Back in May last year I did some PR for the Prompt payment Directory and as part of that I ran a survey which looked at the human cost of late payment. The results were pretty startling with 29% of business owners saying they had suffered from some form of mental illness such as stress or anxiety.
Not only that but 36% had forgone their salary at one point or another while 21% had been unable to pay their mortgage or had to sell their home.
Losing something as fundamental as your home or having to take your children out of a school because a customer hasn’t paid your invoices is about as rough as it can get and yet this is happening all the time to a large number of business owners throughout the country.
Around the same time as I did my research study the fsb also published some research of their own basically saying that late payment was responsible for the closure of 50,000 businesses a year and cost the U.K. economy £2.5bn
Those too are pretty sobering numbers and yet still they didn’t really make national news.
Now Carillion has imploded and all of a sudden the nation is very aware of the cost of late or non payment and how it can affect small businesses, and yet this has been going on for years.
The first thing that comes to mind is that as a result of Carillion’s mess there will be some parents that will have some some very worrying times ahead of them and their children shouldn’t have to suffer for the crap job that Carillion’s top brass did in running that company.
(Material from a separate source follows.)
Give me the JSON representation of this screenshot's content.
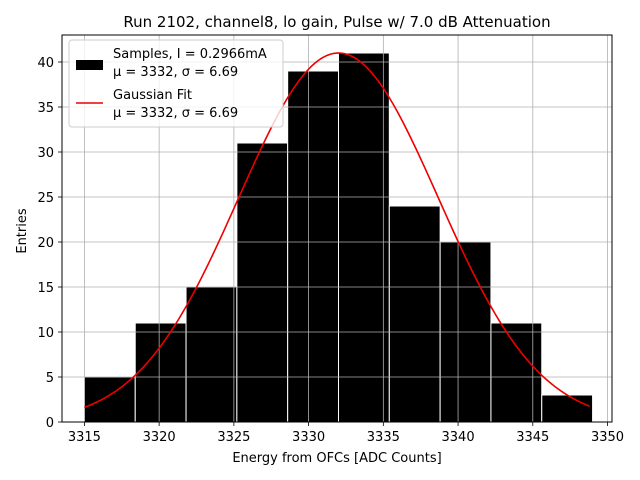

The second thing that comes to mind is whether or not the chronic issue of late payment will move up a notch on the ladder of public and political consciousness and stay there or whether it will quietly slip back down again and continue life as the iceberg issue I wrote about in this post a couple of years ago.
We are having our “Titanic” moment in the context of late payment and as a very sad result there will be some families (hopefully not many) that will be devastated by it. We’ll need to remember this moment and redouble our efforts in terms of corporate governance and supplier due diligence to make sure it doesn’t happen again and keep the self employment dreams of millions of talented people alive for many years to come.